L’initiative, conçue par l’administration de George W. Bush pour promouvoir sa stratégie de sécurité nationale et son modèle antiterroriste, est quasi identique au Plan Colombie.

Au Mexique, rappelle Laura Carlsen, depuis son application, en 2007, l’initiative a amené 45’000 soldats dans les rues et multiplié par six les rapports sur des violations des droits humains par les militaires. Le niveau de violence a fait 12’300 morts liées au trafic de drogue.

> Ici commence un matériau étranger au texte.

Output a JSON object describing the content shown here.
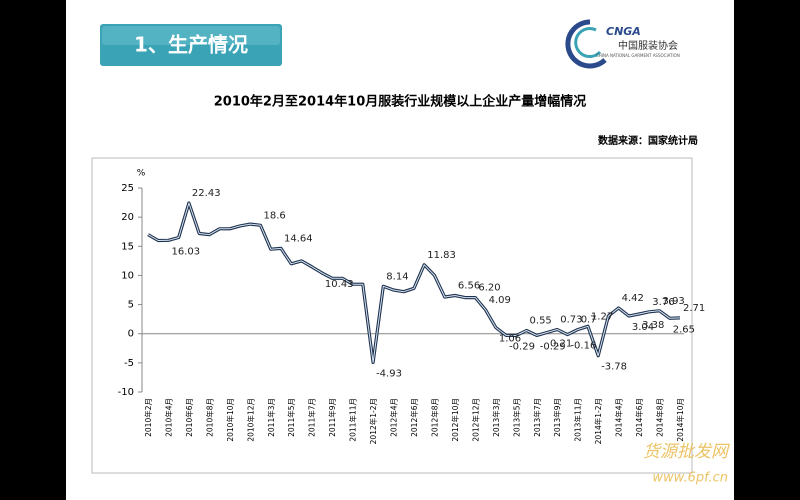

En outre, l’initiative de Merida permet à un nombre croissant d’agents du gouvernement états-unien d’opérer en territoire mexicain jusque dans des éléments vitaux pour la souveraineté de ce pays comme le sont ses forces armées et de police, ses cours juridiques et ses organisations d’intelligence.

Tout cela sans la moindre obligation de la part des États-Unis qui sont le plus grand marché mondial pour les drogues illégales et une zone des plus faciles d’accès.

L’Initiative de Merida contient aussi des mesures répressives pour endiguer le flux d’immigrants centroaméricains vers le Mexique et les États-Unis et mène à la criminalisation des protestations sociales, avec des dirigeants et membres de mouvements sociaux faussement accusés de trafic et production de drogue ou de terrorisme.

Pour OFRANEH, le MIDP « est la carotte qui vient avec le bâton de l’Initiative de Merida. Le trafic de drogue et les membres du gang Mara Salvatrucha sont devenus prétexte à la militarisation graduelle de l’isthme centroaméricain bien que les deux problèmes arborent visiblement l’étiquette Made in USA ».

Mené par deux pays militarisés, le Mexique et la Colombie, le Sommet se félicite également d’entamer « un processus de négociation vers une convergence de traités de libre-échange entre le Costa-Rica, le Salvador, le Guatemala, le Honduras, le Nicaragua et le Mexique ».

Cela montre, écrit Laura Carlsen, que le MIDP fait partie d’une « revitalisation de la ZLÉA après que celle-ci eut frappé un mur de résistance dans les Andes et les pays du Cône Sud ».

Enfin, le Sommet de juillet étend et renforce un processus en cours, lui aussi amorcé par l’administration Bush, et baptisé « Voies de la prospérité » (Path to Prosperity).

Il s’agit d’une alliance de pays situés le long de l’Océan Pacifique et ayant en commun la conclusion d’un traité de libre-échange avec les États-Unis. Le but est de miner l’union des pays sud-américains ayant, à divers degré, rejeté le modèle néolibéral.

Les pays à allier sont surtout le Chile, la Colombie, le Pérou, le Panama et le Mexique et, une fois cette alliance réalisée, l’Équateur resterait l’unique débouché sur le Pacifique (et l’Asie) pour le Brésil et ses partenaires du Mercosur.